Оставшееся время учебы в колледже было наполнено случайными короткими связями, которые были практически неотличимы друг от друга, если не считать каких-то запомнившихся мелких деталей: как я слушала «Голубые глаза, плачущие под дождем», пока тот техасец готовил завтрак; какие точеные бицепсы были у того ловца крабов; как я открыла подарочную упаковку и обнаружила там серебряные сережки, привезенные из самой Барселоны. Эти случайные воспоминания были цветными стеклышками, правильно сложив которые, думала я, можно создать мозаичную картину, изображающую храбрую девушку, которая дерзко живет своей жизнью и не подчиняется приказам жирного доктора с Парк-авеню.
Разумеется, эта идея была дерьмовой. В моем поведении было не больше смелости и оригинальности, чем в поведении любой другой студентки колледжа, жаждущей внимания и развлечения. Если называть вещи своими именами, я попросту вела себя как шлюха. И однако мне нравилось мое новое, усовершенствованное «я». Мне нравилось, что я сквернословила как матрос, заводила домашних животных, не спрашивая мнения соседей по комнате, ночами купалась в голом виде и занималась прочими глупостями, от которых у моих родителями отняло бы речь. Я занималась всем этим просто потому, что могла. Пока еще могла.
Все это так возбуждало меня, что я напрочь забывала о больных глазах, вспоминая о них лишь изредка, и то лишь затем, чтобы убедить себя в том, что диагноз стал лучшим событием в моей жизни. Он разбудил меня, встряхнул, помог взглянуть на жизнь под другим углом и при всем том не повлек за собой сколько-нибудь серьезных негативных последствий, потому что зрение мое, насколько я могла судить, не ухудшалось. И поскольку я сама не думала о своей болезни и она практически никак не затрагивала меня, не было и причин о ней кому бы то ни было рассказывать.
О моем диагнозе знали лишь несколько человек, самые близкие друзья.

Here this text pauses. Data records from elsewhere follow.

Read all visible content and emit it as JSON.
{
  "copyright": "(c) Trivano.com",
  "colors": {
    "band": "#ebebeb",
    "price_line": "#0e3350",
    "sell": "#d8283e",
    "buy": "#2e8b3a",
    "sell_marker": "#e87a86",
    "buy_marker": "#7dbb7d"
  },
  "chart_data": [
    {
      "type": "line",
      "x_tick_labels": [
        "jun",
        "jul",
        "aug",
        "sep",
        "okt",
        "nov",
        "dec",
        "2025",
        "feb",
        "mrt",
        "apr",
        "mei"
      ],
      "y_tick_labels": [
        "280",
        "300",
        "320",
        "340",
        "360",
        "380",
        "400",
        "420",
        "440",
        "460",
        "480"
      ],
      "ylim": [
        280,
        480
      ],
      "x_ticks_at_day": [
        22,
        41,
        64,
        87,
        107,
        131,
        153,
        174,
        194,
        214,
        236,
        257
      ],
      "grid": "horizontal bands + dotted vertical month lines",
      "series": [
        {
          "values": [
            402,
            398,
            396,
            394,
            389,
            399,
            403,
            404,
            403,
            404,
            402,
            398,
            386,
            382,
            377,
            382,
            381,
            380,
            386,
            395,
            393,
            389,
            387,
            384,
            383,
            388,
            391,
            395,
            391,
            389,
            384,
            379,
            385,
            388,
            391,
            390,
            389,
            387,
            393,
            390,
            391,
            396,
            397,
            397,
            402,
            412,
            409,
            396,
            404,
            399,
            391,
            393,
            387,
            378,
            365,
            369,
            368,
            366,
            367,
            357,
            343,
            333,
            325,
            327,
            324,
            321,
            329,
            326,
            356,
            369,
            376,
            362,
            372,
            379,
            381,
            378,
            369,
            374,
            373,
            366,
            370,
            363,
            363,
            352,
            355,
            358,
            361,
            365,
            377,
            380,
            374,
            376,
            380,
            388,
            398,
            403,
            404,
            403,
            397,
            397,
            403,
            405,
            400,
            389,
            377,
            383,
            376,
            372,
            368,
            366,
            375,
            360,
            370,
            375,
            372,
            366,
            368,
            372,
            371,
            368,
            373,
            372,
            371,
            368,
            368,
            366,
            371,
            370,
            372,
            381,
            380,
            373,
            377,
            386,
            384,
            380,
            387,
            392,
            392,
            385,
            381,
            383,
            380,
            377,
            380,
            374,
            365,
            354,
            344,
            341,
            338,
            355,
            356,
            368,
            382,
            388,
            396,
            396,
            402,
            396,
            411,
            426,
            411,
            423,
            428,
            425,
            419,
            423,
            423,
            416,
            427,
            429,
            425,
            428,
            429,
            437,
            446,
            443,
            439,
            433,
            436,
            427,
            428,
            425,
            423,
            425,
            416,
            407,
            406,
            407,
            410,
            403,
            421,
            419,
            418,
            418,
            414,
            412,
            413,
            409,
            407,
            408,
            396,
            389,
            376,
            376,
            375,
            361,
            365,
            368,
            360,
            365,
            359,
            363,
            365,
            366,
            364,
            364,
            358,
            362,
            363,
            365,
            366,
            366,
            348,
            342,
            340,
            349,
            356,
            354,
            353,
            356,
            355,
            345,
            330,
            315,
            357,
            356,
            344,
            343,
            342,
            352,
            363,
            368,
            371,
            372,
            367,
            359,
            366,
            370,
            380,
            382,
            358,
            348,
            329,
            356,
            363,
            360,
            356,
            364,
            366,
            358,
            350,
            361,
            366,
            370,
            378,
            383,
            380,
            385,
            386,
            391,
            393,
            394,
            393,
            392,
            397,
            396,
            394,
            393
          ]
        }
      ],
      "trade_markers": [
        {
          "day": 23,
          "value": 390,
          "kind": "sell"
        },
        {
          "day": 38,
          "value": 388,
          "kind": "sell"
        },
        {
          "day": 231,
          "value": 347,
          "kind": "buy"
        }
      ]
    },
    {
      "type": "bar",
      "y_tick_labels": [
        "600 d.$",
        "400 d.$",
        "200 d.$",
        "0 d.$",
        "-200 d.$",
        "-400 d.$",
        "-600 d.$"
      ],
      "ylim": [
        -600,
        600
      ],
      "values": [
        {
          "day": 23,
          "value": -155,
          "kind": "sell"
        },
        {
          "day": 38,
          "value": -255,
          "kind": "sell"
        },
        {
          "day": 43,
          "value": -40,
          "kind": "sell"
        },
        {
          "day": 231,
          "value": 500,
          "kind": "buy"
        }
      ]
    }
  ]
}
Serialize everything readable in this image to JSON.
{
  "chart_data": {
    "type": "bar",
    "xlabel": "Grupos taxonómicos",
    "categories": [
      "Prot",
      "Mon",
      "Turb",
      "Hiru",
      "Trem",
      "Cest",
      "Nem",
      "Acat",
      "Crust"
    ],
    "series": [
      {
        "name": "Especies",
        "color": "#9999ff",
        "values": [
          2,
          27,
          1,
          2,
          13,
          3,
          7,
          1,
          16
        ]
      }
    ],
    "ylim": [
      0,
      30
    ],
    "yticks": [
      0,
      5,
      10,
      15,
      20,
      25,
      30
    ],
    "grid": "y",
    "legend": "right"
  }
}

Я поделилась с ними сразу после визита к врачу на Парк-авеню, когда еще сама была в полной растерянности. Но когда я обнаружила светлую сторону в этой истории, то решила больше ни с кем своей проблемой не делиться. Я не хотела слушать неуклюжие подбадривания и ловить на себе жалостливые взгляды. Я боялась, как бы история моей болезни не навредила моему формирующемуся имиджу жизнерадостной сексапильной девчонки.
Кроме того, кто знал, что готовит нам будущее? К тому времени, когда скрывать болезнь станет уже невозможно, мне стукнет тридцать, а то и больше. Я уже буду старухой. Кто знает, доживу ли я до тех лет? Да и в любом случае это был сугубо личный вопрос. Я же не сообщаю размер своего лифчика, когда заказываю чашку кофе, и на семинаре по фракталам не объявляю во всеуслышание, что у меня месячные.
Не то чтобы это было тайной или чем-то в этом роде, убеждала я себя. Я знала, что такое хранить тайну, и это было совсем не то. Когда нужно сохранить тайну, ты лжешь напропалую – как упорно лгала моя мама, что потеряла нужную карточку, когда жена папиного коллеги пыталась выведать рецепт ее знаменитого чизкейка. Мама точно знала, где лежит эта потрепанная, замасленная карточка, но считала, что если женщина хочет прославиться на весь Бруклин своими сырными десертами, она должна как следует потрудиться для этого, а не получить все готовеньким. Да, рассуждала я, я знала, что такое тайны, но моя болезнь тайной не была. Я просто о ней не упоминала.
Вполне вероятно, что Анна Каренина немножко шепелявила или имела слабовыраженную дисплазию бедра, но Толстой не упомянул об этом – просто потому, что не считал это относящимся к делу. И здесь было то же самое, уговаривала я себя: посторонняя деталь, о которой я могла не упоминать. До поры до времени, по крайней мере.